A savoir Ce n’est pas parce que le salarié a accepté un bulletin de paie qu’il perd le droit de le contester : salaire non versé, montant insuffisant, etc. (article L. 3243-3 du Code du travail).

Les mentions obligatoires

Le bulletin de paie doit obligatoirement comporter les éléments suivants (article R. 3243-1 du Code du travail) :

  • le nom et l’adresse de l’employeur et, le cas échéant, la désignation de l’établissement dont dépend le salarié ;
  • la référence de l’Urssaf auquel l’employeur verse les cotisations de sécurité sociale, son numéro de Siret et son numéro du code Naf/APE ;
  • l’intitulé de la convention collective applicable (à défaut, les références du Code du travail concernant la durée des congés payés et les délais de préavis en cas de cessation du contrat) ;
  • le nom et l’emploi du salarié, ainsi que sa position dans la classification conventionnelle qui lui est applicable et son coefficient ;
  • la période et le nombre d’heures auxquels se rapporte le salaire, en distinguant les heures payées au taux normal et celles payées en heures supplémentaires ;
  • pour les salariés sous convention de forfait, la nature et le volume du forfait ;
  • l’indication de la nature de la base de calcul du salaire lorsque, par exception, cette base de calcul n’est pas la durée du travail ;
  • la nature et le montant des accessoires de salaire (primes, avantages, etc.) soumis aux cotisations salariales et patronales ;
  • le montant de la rémunération brute ;
  • la nature et le montant de tous les ajouts et retenues réalisés sur la rémunération brute (CSG, CRDS, cotisations salariales, etc.) ;
  • le montant de la somme nette versée au salarié et de la date de paiement ;
  • la date de congés payés et le montant de l’indemnité correspondante quand une période de congé annuel est comprise dans la période de paie considérée ;
  • le montant de la prise en charge des frais de transport ;
  • la mention obligeant le salarié à conserver le bulletin de paie sans limitation de durée (article R. 3243-5 du Code du travail).

Les mentions facultatives

L’employeur peut mais n’est pas obligé d’indiquer le montant des cotisations patronales de sécurité sociale sur le bulletin de paie. S’il décide de ne pas le faire, il sera alors tenu de remettre au salarié un récapitulatif annuel du montant des cotisations payées.

Les mentions interdites

Il est interdit de faire état sur le bulletin de paie de l’exercice par le salarié de son droit de grève ou de ses fonctions de représentant du personnel (article R. 3243-4 du Code du travail). La nature et le montant de la rémunération liée à l’activité de représentant du personnel doivent figurer sur une fiche à part, qui doit être remise par l’employeur au salarié.
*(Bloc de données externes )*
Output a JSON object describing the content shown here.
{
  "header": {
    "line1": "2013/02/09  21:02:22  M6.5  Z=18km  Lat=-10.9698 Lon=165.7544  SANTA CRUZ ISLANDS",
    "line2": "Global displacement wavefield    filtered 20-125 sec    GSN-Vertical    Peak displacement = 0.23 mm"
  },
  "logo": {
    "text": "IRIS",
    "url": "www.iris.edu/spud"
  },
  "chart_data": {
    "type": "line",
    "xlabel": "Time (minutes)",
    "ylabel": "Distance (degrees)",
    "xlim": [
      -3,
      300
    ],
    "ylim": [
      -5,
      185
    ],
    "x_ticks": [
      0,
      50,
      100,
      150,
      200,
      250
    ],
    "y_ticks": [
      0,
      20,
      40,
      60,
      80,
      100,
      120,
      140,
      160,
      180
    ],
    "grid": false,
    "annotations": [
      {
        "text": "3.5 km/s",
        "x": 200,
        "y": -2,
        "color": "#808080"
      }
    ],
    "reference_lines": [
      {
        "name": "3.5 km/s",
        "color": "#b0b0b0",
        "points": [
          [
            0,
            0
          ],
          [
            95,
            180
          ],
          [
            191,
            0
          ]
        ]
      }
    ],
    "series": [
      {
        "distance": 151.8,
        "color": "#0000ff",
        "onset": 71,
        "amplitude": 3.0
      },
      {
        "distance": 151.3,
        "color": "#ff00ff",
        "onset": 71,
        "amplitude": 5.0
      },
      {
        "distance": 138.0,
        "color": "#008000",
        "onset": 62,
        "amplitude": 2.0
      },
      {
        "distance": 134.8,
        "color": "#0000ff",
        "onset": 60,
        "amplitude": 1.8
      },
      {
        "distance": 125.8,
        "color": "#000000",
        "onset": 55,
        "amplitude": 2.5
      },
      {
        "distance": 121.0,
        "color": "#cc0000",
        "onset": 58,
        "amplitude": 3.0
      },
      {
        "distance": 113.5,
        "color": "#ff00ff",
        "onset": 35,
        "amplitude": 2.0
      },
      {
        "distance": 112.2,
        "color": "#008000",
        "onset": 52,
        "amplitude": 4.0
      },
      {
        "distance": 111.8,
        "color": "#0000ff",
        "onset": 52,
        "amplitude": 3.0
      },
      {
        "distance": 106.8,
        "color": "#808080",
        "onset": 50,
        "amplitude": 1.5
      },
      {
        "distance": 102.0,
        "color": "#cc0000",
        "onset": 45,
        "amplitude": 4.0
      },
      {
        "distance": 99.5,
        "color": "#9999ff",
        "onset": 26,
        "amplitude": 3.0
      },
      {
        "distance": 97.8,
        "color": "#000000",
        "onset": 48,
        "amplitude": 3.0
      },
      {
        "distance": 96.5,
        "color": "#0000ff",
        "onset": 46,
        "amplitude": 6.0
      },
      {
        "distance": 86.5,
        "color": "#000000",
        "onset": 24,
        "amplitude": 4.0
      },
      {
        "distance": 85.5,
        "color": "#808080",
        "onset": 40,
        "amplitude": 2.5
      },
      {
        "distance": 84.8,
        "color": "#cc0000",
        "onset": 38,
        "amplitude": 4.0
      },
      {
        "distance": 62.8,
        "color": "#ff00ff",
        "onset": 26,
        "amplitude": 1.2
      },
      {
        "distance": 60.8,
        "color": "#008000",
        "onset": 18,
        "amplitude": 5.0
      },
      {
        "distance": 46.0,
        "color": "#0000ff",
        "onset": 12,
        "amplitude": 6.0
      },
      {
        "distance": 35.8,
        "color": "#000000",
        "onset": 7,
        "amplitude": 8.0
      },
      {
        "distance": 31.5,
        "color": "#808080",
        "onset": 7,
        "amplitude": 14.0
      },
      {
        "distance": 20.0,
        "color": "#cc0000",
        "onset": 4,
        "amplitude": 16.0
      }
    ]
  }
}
A savoir Le bulletin de paie est un document qu’il est primordial de conserver, sans limitation de durée. Il peut en effet être exigé dans de nombreuses situations : pour obtenir un prêt ou une location, pour prouver que l’on a bien cotisé pour la retraite, etc. En cas de perte, il faut savoir que l’employeur est tenu de conserver un double des bulletins de paie de ses salariés pendant 5 ans (article L. 3243-4 du Code du travail).